L’ère du sec

Végétaliser les cuirs, assécher les soies et les tissus, travailler les peaux de mouton pour qu’elles soient fines et cassantes comme du papier : ce ne sont que quelques-unes des stratégies mises en place par les spécialistes du cuir et du tissage pour obtenir les mains sèches et déshydratées qui font tendance pour la prochaine saison.
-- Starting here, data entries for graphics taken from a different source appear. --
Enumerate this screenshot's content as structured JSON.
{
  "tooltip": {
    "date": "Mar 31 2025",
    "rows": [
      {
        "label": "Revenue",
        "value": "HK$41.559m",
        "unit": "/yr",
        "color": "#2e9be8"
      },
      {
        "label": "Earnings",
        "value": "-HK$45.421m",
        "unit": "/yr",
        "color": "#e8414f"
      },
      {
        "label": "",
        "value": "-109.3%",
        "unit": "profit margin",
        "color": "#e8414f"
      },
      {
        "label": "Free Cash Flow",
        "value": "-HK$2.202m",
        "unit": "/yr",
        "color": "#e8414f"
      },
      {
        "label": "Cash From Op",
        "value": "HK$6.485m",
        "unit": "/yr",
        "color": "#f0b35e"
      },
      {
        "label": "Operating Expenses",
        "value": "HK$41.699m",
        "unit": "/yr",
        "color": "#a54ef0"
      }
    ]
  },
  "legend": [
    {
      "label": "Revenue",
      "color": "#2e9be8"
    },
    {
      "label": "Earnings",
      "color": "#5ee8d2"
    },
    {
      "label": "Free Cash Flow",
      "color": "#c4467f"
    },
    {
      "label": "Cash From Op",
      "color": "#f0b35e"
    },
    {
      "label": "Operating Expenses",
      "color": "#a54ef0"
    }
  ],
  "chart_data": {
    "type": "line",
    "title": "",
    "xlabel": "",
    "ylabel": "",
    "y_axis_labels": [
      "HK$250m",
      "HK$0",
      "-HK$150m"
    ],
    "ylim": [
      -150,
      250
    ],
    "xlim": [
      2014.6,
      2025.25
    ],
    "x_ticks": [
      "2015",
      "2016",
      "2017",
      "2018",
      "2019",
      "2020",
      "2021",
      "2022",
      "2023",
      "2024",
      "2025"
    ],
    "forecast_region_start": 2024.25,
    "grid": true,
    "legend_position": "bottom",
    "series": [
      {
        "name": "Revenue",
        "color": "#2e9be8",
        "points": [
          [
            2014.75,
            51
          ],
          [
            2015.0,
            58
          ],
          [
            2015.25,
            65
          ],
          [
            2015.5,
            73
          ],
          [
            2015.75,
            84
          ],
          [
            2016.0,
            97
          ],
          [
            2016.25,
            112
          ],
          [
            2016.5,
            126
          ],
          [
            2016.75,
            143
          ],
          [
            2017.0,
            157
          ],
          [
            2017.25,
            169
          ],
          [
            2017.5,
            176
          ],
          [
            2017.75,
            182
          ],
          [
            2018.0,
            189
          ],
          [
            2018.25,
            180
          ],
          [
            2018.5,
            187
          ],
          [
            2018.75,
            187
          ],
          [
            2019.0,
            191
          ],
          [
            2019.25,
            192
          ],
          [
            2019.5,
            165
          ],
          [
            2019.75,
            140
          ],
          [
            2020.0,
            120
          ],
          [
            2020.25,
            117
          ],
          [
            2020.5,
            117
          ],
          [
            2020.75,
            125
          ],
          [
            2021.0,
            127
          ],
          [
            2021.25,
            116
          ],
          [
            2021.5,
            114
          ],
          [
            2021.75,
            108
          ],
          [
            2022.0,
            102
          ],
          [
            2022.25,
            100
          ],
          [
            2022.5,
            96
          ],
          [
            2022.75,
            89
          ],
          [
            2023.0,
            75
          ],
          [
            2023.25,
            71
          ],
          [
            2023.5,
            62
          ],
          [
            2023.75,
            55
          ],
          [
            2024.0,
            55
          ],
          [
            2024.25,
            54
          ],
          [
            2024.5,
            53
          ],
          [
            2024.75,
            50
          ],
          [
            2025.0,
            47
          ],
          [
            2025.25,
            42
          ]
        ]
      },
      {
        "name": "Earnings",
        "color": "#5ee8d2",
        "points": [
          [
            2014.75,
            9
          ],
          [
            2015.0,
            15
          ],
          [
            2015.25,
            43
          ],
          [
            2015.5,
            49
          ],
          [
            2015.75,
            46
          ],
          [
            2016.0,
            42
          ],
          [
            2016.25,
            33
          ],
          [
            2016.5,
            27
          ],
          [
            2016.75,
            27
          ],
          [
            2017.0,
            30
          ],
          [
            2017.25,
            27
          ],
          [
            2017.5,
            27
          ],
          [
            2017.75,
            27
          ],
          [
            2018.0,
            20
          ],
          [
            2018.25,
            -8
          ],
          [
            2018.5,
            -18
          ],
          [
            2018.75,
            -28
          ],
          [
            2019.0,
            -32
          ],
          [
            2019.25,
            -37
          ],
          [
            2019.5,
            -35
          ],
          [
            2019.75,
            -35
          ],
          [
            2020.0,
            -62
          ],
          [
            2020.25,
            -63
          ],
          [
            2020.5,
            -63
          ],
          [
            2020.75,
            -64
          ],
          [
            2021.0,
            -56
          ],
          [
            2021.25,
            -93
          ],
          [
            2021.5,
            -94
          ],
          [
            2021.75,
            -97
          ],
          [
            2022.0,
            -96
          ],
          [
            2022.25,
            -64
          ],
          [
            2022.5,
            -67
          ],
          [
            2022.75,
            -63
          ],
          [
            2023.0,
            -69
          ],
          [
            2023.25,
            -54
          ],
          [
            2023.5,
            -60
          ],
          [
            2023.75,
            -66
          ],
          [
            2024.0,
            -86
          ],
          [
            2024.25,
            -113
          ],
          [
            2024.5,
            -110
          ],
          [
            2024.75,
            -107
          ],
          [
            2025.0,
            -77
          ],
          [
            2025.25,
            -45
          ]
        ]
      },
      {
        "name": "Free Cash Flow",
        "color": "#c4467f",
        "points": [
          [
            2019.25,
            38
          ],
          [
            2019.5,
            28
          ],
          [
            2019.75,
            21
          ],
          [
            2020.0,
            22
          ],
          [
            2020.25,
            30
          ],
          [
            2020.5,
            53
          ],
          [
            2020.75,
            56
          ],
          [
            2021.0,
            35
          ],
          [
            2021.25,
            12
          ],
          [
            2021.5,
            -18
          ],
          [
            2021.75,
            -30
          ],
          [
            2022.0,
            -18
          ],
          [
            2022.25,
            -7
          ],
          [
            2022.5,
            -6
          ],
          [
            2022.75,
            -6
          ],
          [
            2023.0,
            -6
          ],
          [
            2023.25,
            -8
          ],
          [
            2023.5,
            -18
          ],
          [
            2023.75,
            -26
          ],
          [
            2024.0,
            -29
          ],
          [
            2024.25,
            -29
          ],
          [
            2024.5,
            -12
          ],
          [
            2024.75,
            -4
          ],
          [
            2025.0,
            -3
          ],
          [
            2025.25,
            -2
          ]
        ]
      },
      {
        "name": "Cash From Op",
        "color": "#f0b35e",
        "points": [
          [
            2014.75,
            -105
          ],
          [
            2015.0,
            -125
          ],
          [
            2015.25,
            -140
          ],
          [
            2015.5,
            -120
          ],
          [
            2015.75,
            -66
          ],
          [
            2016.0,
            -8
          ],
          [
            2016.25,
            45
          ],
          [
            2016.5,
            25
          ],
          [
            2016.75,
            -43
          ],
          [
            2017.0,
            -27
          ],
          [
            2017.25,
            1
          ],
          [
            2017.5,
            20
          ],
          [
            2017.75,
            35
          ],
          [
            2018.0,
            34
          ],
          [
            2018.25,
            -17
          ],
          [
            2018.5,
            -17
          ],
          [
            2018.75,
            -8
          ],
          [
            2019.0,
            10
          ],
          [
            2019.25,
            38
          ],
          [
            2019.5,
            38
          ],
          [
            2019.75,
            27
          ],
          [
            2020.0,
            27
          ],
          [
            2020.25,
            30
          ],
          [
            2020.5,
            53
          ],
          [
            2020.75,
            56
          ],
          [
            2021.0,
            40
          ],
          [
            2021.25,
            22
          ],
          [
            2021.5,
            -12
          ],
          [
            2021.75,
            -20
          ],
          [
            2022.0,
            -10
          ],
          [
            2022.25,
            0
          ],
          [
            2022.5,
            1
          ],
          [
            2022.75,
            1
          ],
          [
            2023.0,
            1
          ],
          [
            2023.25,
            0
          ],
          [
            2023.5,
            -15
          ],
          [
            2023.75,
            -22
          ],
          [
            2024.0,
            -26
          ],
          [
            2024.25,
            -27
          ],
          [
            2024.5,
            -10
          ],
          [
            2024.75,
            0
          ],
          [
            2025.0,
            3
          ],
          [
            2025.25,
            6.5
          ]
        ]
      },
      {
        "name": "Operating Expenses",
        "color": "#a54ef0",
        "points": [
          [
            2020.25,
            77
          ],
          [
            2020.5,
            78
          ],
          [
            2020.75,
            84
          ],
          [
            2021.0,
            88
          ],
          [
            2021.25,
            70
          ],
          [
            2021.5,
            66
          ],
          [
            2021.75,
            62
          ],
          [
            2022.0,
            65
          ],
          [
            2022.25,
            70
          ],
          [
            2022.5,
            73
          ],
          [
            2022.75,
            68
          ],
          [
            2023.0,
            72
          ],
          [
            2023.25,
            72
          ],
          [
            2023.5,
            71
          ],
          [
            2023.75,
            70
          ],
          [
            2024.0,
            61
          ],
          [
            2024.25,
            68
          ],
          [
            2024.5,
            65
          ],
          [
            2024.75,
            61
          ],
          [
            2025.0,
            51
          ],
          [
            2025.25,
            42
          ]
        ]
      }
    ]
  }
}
L’italienne Dinamo Contemporary Fabrics (Fabrics) traite ses tissus avec des finissages à haute température ou des enductions de résines polymérisées, pour leur garantir un aspect brillant et une main papier inimitable. Inseta (Fabrics), quant à lui, n’a pas de doutes, les mains sèches et les finissages arides seront l’un des leitmotivs du PE 2018 : chez ce spécialiste de la soie made in Italy, les fibres naturelles et végétales tels le coton, le lin et la ramie sont soumises à des multiples torsions qui leur garantissent un aspect crêpe infroissable et déshydraté. Le sel ne pourra qu’être le grand protagoniste des finissages naturels conçus pour obtenir ces effets crêpes et ces mains sèches : enrichis par des dessins à rayures et par des jeux d’armures, les tissus qui en résultent ont tout le goût âpre d’un après-midi de soleil dans une saline méditerranéenne.

KWAY, le cuir ultrafin (0,2 mm maximum) contrecollé avec de la soie inventé par Rial (Leather), intercepte cette envie de main papier depuis bientôt deux ans : pour cette tannerie italienne de tradition, ce cuir cassant fin comme du papier à cigarette reste toujours une valeur sûre, mais ce sont les cuirs naturels foulonnés et mous qui frappent déjà à la porte des nouvelles tendances.